A higher load of 1,000 to 2,000 concurrent login attempts doesn’t significantly affect the overall logins per second. However, the individual login duration increases significantly to 30 to 60 seconds.

See also

Scalability: for configuration settings to scale components in Nubus for Kubernetes.

6.9.2. Focus areas#

The following areas require attention to optimize Nubus for Kubernetes for high login volumes.

Authentication flow
Pod distribution and scheduling constraints
Portal
LDAP

6.9.2.1. Authentication flow#

Nubus for Kubernetes uses OIDC for authentication. Nubus involves the following components in the authentication flow.

Keycloak

Keycloak provides the Identity Provider in Nubus for Kubernetes. Scale it to the supported maximum of 5 replicas. You can expect a virtual CPU load of 0.5 to 1 virtual CPU per pod.

LDAP Secondary

The LDAP Secondary pods in the Identity Store and Directory Service serve as read replicas for the user and group directory database.

Scale the LDAP Secondary pods to 8 replicas. The authentication flow puts a high request load on the LDAP Secondary pods. Consequently, a virtual CPU usage of 5 to 10 virtual CPU is normal and doesn’t imply a bottleneck.

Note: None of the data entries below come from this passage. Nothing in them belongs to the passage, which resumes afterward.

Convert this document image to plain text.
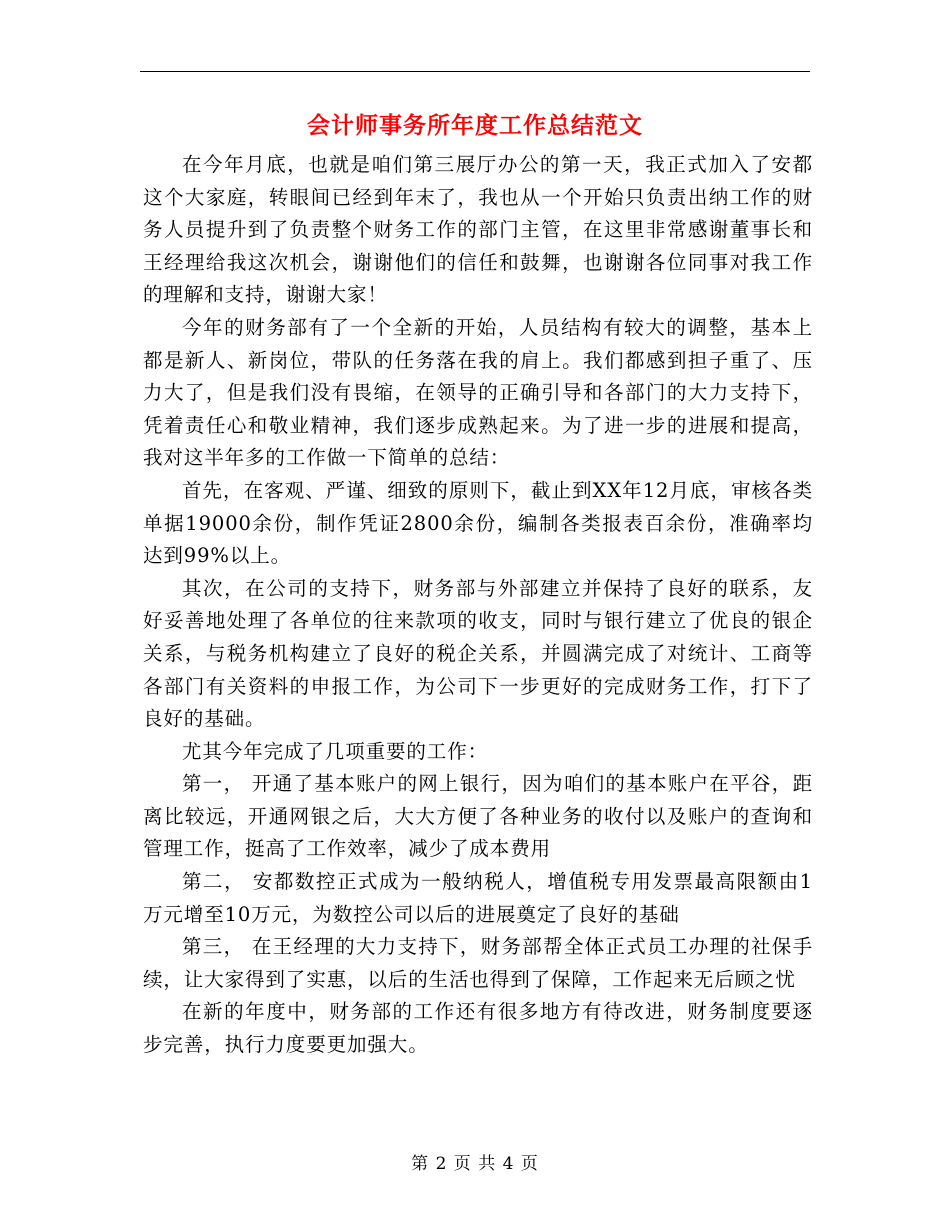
会计师事务所年度工作总结范文

在今年月底，也就是咱们第三展厅办公的第一天，我正式加入了安都这个大家庭，转眼间已经到年末了，我也从一个开始只负责出纳工作的财务人员提升到了负责整个财务工作的部门主管，在这里非常感谢董事长和王经理给我这次机会，谢谢他们的信任和鼓舞，也谢谢各位同事对我工作的理解和支持，谢谢大家！

今年的财务部有了一个全新的开始，人员结构有较大的调整，基本上都是新人、新岗位，带队的任务落在我的肩上。我们都感到担子重了、压力大了，但是我们没有畏缩，在领导的正确引导和各部门的大力支持下，凭着责任心和敬业精神，我们逐步成熟起来。为了进一步的进展和提高，我对这半年多的工作做一下简单的总结：

首先，在客观、严谨、细致的原则下，截止到XX年12月底，审核各类单据19000余份，制作凭证2800余份，编制各类报表百余份，准确率均达到99%以上。

其次，在公司的支持下，财务部与外部建立并保持了良好的联系，友好妥善地处理了各单位的往来款项的收支，同时与银行建立了优良的银企关系，与税务机构建立了良好的税企关系，并圆满完成了对统计、工商等各部门有关资料的申报工作，为公司下一步更好的完成财务工作，打下了良好的基础。

尤其今年完成了几项重要的工作：

第一， 开通了基本账户的网上银行，因为咱们的基本账户在平谷，距离比较远，开通网银之后，大大方便了各种业务的收付以及账户的查询和管理工作，挺高了工作效率，减少了成本费用

第二， 安都数控正式成为一般纳税人，增值税专用发票最高限额由1万元增至10万元，为数控公司以后的进展奠定了良好的基础

第三， 在王经理的大力支持下，财务部帮全体正式员工办理的社保手续，让大家得到了实惠，以后的生活也得到了保障，工作起来无后顾之忧

在新的年度中，财务部的工作还有很多地方有待改进，财务制度要逐步完善，执行力度要更加强大。

第 2 页 共 4 页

For more information on LDAP scalability, see Directory service high availability and scalability.

UMC Server

The UMC Server acts as the OIDC service provider and manages the users’ browser sessions. Deploy 128 pod replicas to prevent bottlenecks and latency spikes. To mitigate deployment, scaling, and update latency caused by the high replica count, set the nubusUmcServer.podManagementPolicy Helm Chart value to Parallel to deploy 128 pods in parallel rather than sequentially.

See also

For architectural information of the involved components, see Univention Nubus for Kubernetes - Architecture Manual [2] and the following sections in detail:

6.9.2.2. Pod distribution and scheduling constraints#

It’s recommended to configure Kubernetes pod scheduling constraints to control the pod distribution in the Kubernetes cluster. This is important for both performance and high availability.

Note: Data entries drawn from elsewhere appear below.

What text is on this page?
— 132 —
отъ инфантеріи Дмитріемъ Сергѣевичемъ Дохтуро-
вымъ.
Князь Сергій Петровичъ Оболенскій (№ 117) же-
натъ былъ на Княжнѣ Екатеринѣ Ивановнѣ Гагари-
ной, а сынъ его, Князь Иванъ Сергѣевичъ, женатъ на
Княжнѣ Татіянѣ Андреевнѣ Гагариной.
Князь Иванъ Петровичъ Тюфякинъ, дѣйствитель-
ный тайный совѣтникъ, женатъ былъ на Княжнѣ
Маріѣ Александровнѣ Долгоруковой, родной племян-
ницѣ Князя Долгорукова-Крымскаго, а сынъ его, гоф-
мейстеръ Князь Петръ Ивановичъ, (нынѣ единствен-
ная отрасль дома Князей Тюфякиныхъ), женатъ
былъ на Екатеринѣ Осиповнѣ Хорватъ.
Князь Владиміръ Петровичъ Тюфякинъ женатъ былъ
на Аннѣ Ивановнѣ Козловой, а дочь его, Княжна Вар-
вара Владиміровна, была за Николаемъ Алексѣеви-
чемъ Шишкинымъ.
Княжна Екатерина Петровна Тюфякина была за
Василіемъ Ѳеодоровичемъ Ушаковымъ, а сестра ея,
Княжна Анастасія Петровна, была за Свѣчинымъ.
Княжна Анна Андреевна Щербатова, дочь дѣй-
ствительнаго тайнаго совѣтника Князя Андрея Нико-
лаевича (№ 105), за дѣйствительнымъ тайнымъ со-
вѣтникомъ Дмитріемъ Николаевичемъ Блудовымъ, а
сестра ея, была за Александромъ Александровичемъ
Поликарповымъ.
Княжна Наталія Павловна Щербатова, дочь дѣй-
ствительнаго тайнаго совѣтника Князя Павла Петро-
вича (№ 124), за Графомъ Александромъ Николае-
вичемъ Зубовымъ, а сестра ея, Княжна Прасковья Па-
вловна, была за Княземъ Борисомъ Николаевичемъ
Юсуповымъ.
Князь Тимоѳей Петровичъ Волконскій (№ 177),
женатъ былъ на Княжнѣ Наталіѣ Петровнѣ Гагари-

topologySpreadConstraints: Running all 8 LDAP Secondary pods on the same cluster node would cause performance problems. Configure topologySpreadConstraints to equally distribute the pod replicas of a Kubernetes workload across the Kubernetes cluster nodes. You can configure Kubernetes (anti)affinity rules to further optimize pod scheduling.
resources.requests: Set resources.requests to match the expected CPU and memory consumption of your pods. Kubernetes reserves these values and prevents nodes from becoming resource-constrained.
resources.limits: resources.limits control runtime resource usage, but don’t influence pod scheduling. Adjust virtual CPU requests to align with your specific usage patterns and cluster size.

For examples of how to use topologySpreadConstraints, resources.requests, and resource.limits to influence pod scheduling, see Configuration for large environments.

The scheduling constraints mentioned in this section only apply to newly created pods. When the cluster layout changes—for example, when adding worker nodes to the cluster—it’s advisable to optimize the cluster by redeploying pods. You can redeploy pods manually, for example, using the kubectl rollout restart command. Another option with automation in mind is the Descheduler project, which evicts pods that no longer meet the scheduling constraints.

See also

Kubernetes affinity rules: Kubernetes Documentation [1] for information about Kubernetes affinity.
kubectl rollout restart: for information about manually redeploying pods.
Descheduler project at GitHub: for information about Descheduler for Kubernetes.

6.9.2.3. Portal#

In addition to optimizing the authentication flow, it’s important to ensure that the Portal Service loads quickly. The following components affect the performance of the Portal.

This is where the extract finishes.